Akşam vakti yürümeye başlamam gerekiyordu. Yanıma bir hasta bakıcı geldi, adı Nusret (Allah’ın yardımı) imiş, bana destek oldu, refakat etti, birlikte yürümeye başladık. Bayındır’da oturan Nusret Bey hastaları imar etmek için sanki Hastalar Risalesini hediye ediyordu, biz de nasibimizi aldık. Allah’ın yardımı ve işareti Bediüzzaman Said Nursi’nin Hastalar Risalesi olarak geliyordu. Risale Akademiden arayan arkadaşlar geçmiş olsun demek için aradıklarında ziyarete gelemedikleri için üzüntülerini belirttiklerinde onlara onları temsilen Nusret Beyin geldiğini ve Hastalar Risalesini hediye ettiğini söylüyordum. Gerçekte ne Nusret Bey Risale Akademidekileri ne de onlar Nusret beyi tanıyordu!
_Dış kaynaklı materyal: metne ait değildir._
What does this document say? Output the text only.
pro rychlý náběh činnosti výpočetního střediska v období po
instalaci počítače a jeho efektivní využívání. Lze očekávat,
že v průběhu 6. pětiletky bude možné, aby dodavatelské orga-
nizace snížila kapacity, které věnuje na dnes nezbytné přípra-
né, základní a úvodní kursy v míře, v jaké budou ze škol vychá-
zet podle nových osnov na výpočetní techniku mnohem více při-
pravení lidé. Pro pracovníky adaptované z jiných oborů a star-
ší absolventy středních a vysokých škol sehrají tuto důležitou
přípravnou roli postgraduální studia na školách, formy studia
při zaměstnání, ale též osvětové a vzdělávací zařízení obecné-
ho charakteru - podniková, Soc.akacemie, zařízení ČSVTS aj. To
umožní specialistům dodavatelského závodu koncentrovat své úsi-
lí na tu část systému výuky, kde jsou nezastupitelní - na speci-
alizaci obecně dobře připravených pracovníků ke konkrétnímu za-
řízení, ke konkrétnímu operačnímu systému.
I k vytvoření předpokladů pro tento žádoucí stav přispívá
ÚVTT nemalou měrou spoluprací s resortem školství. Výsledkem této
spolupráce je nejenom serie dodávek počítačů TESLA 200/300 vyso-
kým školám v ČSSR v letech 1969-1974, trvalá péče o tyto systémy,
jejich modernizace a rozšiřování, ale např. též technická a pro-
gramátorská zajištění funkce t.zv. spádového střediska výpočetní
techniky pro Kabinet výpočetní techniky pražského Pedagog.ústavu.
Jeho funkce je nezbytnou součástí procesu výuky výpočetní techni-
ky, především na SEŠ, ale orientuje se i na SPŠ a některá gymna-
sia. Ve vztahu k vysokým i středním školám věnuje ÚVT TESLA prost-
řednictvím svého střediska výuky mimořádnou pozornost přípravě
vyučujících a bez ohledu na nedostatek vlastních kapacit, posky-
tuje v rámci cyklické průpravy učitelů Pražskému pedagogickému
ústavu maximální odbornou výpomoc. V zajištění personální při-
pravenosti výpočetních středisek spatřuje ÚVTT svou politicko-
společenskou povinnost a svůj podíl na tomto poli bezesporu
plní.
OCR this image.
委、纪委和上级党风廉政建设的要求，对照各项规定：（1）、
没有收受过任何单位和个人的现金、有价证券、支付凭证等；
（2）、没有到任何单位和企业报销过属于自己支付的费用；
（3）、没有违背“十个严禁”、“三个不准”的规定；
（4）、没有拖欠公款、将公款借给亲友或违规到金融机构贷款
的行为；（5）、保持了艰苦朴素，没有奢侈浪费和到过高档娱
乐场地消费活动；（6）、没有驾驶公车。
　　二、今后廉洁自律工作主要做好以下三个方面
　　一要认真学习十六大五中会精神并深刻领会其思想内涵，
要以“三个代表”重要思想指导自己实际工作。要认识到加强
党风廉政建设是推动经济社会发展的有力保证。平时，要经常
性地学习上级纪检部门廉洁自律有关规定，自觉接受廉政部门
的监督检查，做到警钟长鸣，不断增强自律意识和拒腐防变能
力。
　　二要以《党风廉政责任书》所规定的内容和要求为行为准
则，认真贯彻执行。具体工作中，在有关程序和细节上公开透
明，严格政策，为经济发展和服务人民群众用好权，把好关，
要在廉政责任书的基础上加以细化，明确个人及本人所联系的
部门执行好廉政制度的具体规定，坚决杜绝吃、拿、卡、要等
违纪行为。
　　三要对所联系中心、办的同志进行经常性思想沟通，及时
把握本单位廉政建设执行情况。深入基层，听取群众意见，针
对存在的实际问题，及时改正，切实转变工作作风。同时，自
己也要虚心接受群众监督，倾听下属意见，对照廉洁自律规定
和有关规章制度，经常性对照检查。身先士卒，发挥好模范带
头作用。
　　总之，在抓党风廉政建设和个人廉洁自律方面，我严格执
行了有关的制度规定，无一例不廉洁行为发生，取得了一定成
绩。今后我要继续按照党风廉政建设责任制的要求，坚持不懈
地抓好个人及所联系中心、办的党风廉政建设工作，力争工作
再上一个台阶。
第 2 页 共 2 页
Evdeki nekahet döneminde televizyon izlerken bir TV kanalında Hindistan’da Bedayun’da doğmuş bir Evliyaullah olan Ceştiye büyüklerinden Nizameddin Evliya’nın hayatına denk geldim. “Bir sarhoş pişmanlıkla tevbe etse cennete girer, bir başkası gurur ve kibir ile ibadet ve zikir etse cehenneme gider” manasına gelen sözünü duyunca Hastalar Risalesinde vurgulanan ve hastalığın insana verdiği acziyet ile bir nimete ve şifaya dönüşmesinin, acziyete düşüren günahlar için de geçerli olabileceğini düşündüm.
Allahu alem, acze düşüren hastalık gibi acze ve tevbeye düşüren günah da varlığa ve kibre sürükleyen sağlık gibi hayır ve sevapdan, netice itibariyle daha hayırlıdır.